SPECIALISTS FROM two of the main paediatric societies in Europe agreed at a congress held in northern Portugal this week that babies should be given a vaccine against rotavirus gastroenteritis.
The recommendation was announced at the 25th Congress of the European Society for Paediatric Infectious Diseases (ESPID) supported by the European Society for Paediatric Gastroenterology, Hepatology and Nutrition (ESPGHAN). Rotavirus specialists from ESPID-ESPGHAN also presented recommendations for the treatment of rotavirus gastroenteritis in children in Europe.
Rotavirus gastroenteritis is caused by the rotavirus, which is a virus that spreads easily between children. It is the most common cause of gastroenteritis (sickness and diarrhoea) in children. The majority of children are affected between the aged of six and 24 months of age and most will have been infected by rotavirus by the age of five.
“Rotavirus is the biggest cause of serious dehydration through vomiting and diarrhoea in children throughout the world,” said Professor Pierre Van Damme. “The vaccine is recognised as the only efficient control measure with significant impact on the prevalence of paediatric rotavirus gastroenteritis in children”.

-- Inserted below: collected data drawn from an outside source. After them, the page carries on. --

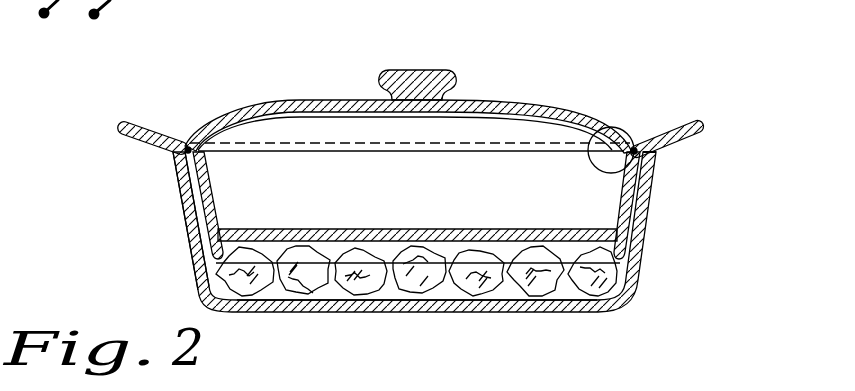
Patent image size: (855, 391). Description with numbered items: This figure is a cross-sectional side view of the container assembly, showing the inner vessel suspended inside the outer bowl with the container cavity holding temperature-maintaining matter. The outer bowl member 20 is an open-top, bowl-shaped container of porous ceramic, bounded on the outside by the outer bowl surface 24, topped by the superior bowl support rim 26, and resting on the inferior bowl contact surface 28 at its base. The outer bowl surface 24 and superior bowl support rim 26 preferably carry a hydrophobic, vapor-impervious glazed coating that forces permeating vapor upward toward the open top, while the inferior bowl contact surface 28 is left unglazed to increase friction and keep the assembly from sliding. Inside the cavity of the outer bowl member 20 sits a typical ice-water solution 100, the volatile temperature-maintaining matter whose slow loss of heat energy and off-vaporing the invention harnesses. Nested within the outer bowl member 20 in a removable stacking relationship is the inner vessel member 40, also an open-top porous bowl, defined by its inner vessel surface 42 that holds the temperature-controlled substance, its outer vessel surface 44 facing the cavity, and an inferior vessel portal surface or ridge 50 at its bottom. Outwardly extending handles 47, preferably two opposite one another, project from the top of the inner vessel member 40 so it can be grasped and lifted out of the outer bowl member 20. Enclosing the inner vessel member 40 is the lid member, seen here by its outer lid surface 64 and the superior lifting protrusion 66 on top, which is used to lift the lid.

The outer bowl member 20 is at (630, 255).
The outer bowl surface 24 is at (185, 214).
The superior bowl support rim 26 is at (652, 155).
The inferior bowl contact surface 28 is at (408, 310).
The inner vessel member 40 is at (200, 182).
The inner vessel surface 42 is at (622, 152).
The outer vessel surface 44 is at (634, 207).
The outwardly extending handle 47 is at (125, 127).
The inferior vessel portal surface or ridge 50 is at (215, 256).
The outer lid surface 64 is at (277, 100).
The superior lifting protrusion 66 is at (402, 68).
The ice-water solution 100 is at (557, 303).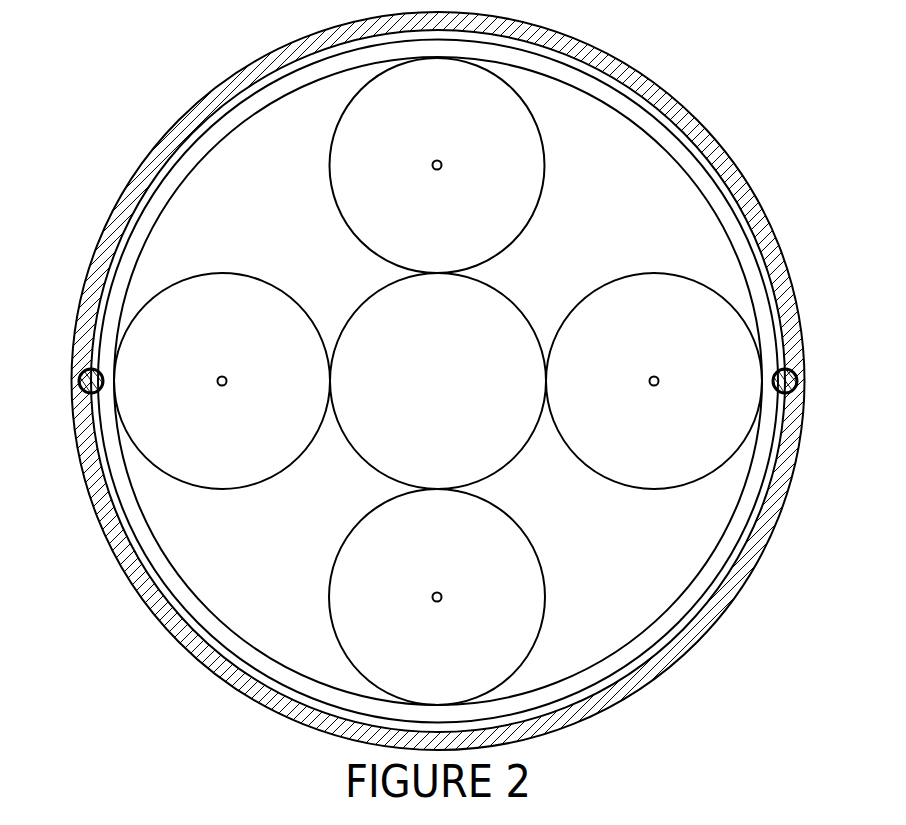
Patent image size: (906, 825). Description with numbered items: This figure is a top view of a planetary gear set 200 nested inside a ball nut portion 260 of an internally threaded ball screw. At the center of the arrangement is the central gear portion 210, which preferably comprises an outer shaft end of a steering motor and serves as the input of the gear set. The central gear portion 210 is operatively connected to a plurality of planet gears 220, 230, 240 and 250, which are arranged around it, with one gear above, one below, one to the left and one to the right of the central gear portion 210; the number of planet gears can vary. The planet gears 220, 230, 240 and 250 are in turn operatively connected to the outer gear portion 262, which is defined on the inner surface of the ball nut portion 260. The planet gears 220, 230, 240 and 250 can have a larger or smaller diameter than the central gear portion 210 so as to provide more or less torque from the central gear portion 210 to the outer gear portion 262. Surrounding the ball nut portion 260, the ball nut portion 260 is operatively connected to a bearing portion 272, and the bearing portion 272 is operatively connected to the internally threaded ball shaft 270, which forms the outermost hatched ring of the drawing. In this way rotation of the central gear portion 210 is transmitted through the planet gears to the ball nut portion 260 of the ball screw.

The planetary gear set 200 is at (76, 58).
The central gear portion 210 is at (512, 300).
The planet gear 220 is at (545, 140).
The planet gear 230 is at (722, 298).
The planet gear 240 is at (544, 620).
The planet gear 250 is at (185, 483).
The ball nut portion 260 is at (133, 263).
The outer gear portion 262 is at (160, 220).
The internally threaded ball shaft 270 is at (803, 420).
The bearing portion 272 is at (82, 370).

In the EU, rotavirus gastroenteritis causes 700 children under five to go to the doctor while 87,000 are hospitalised and one child dies every week due to the illness. Studies show its prevalence is similar in all countries, independent of their level of development or environment factors.
ESPID and ESPGHAN specify that the first dose of the vaccine should be given between six and 12 months of age. The vaccine offers direct protection against five types of rotavirus responsible for over 98 per cent of serious paediatric gastroenteritis infections in Europe.
The vaccine was EC approved in June 2006 and is available in Portugal, Spain, Austria, Germany, Greece, Finland, and France, and is being launched in other countries. It is not available free under the state programme.